„Rozwadniają Ewangelię i myślą, że będzie łatwiej ludziom ją zaakceptować i do kościoła przyjdzie ich więcej. A co się dzieje? Mniej ludzi to interesuje. A zatem co robią? Rozwadniają ją jeszcze bardziej i jeszcze mniej ludzi to interesuje. I nieustannie ją rozwadniają, myśląc, że zaradzi to w jakiś sposób sytuacji” – powiedział popularny i znany z nagrań wideo kanadyjski ksiądz Mark Goring w reakcji na plany uwzględnienia prawosławnych i protestantów w synodzie o synodalności.

W poniedziałek podano do publicznej wiadomości treść dokumentu watykańskiego z października 2021, który „sugerował biskupom danie niekatolickim chrześcijanom możliwości wniesienia wkładu w proces synodalny, gdyż wszyscy ochrzczeni w jakimś stopniu uczestniczą w sensus fidei oraz ekumenizm można rozumieć jako wymianę darów”.

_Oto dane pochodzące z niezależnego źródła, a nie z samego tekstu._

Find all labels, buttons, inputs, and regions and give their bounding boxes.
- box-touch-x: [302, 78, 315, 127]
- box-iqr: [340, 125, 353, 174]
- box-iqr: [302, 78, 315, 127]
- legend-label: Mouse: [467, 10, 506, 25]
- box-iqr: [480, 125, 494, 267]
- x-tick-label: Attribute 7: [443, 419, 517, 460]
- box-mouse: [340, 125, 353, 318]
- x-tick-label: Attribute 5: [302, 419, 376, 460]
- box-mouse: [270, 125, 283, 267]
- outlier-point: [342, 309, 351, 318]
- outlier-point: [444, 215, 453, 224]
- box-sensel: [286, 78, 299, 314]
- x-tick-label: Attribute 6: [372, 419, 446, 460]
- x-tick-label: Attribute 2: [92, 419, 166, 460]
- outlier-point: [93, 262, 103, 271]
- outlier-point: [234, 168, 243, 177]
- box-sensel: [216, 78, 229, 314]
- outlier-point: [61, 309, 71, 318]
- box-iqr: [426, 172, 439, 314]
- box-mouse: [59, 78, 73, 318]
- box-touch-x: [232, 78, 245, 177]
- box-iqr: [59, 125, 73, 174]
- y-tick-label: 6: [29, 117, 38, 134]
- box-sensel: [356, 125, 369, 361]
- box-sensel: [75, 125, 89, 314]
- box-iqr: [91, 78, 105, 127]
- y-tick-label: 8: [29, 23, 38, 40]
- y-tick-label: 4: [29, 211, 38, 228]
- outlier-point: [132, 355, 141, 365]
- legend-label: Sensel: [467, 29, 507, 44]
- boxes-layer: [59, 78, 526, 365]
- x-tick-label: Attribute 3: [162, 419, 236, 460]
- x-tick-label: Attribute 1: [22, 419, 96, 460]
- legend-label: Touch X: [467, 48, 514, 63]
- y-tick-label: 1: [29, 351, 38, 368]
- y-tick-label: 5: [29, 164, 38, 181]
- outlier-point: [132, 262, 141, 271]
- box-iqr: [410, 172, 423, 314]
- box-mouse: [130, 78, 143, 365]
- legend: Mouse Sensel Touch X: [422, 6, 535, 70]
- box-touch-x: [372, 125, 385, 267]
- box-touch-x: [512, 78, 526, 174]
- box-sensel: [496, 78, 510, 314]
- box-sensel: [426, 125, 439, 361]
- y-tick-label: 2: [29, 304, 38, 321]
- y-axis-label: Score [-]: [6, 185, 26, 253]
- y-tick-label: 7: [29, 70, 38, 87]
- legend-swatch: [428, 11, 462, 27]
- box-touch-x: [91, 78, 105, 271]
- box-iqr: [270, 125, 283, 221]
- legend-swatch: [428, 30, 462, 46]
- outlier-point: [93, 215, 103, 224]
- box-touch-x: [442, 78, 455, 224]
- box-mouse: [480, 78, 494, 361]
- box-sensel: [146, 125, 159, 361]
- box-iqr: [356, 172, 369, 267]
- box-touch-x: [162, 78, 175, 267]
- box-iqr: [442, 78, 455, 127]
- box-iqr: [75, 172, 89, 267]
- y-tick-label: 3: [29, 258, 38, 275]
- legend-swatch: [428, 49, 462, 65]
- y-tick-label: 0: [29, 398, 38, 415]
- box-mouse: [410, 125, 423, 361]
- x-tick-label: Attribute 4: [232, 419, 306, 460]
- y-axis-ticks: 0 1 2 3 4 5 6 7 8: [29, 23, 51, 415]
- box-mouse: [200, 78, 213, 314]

Jak podaje Hunter Bradford z „Church Militant”, na plany uwzględnienia niekatolików w procesie synodalnym zareagowała grupa „wiernych księży” określająca się jako Patres Fidelium Christi. Krytykując idę synodu o synodalności jako „niebezpiecznego przedsięwzięcia”, duchowni stwierdzili w dokumencie, do którego link podaje „Church Militant”, m.in.:

Sensus fidelium, którego szuka synodalność, jest wszystkim innym, tylko nie sensus fidelium. Wiara nie jest kwestią głosowania albo rządów motłochu. Także Bóg nie podlega głosowaniu według fałszywego pojmowania słów, że co zostało związane na ziemi, to jest związane w Niebie, a co jest rozwiązane na ziemi, to jest rozwiązane w Niebie (por. Mt 16,19), jakby to miało oznaczać, że Bóg robi to, co powiemy. Choć słuchanie ludzi jest rzeczą dobrą i konieczną, to nie są oni dobrą miarą tego, co jest prawdą. Niekatolicy, a w szczególności ludzie świeccy to marne źródła utwierdzenia umysłu i woli Boga”.

Bradford zwraca uwagę na krytykę ekumenicznego podejścia Soboru Watykańskiego II, który „także podkreślał ekumenizm zapraszając prawosławnych i protestantów do uczestnictwa – pośrednio”. Publicysta zauważa, że właśnie to podejście mogło doprowadzić do „rozwodnionego przedstawiania nauczania Kościoła i liturgii”. Są obawy, że ta tendencja będzie także obecna w czasie zbliżającego się synodu.

Bradford dodaje jednak, że sam papież wyjaśniał, iż synodalność nie oznacza „poszukiwania konsensu większości” i że główną rolę w synodzie odgrywa Duch Święty.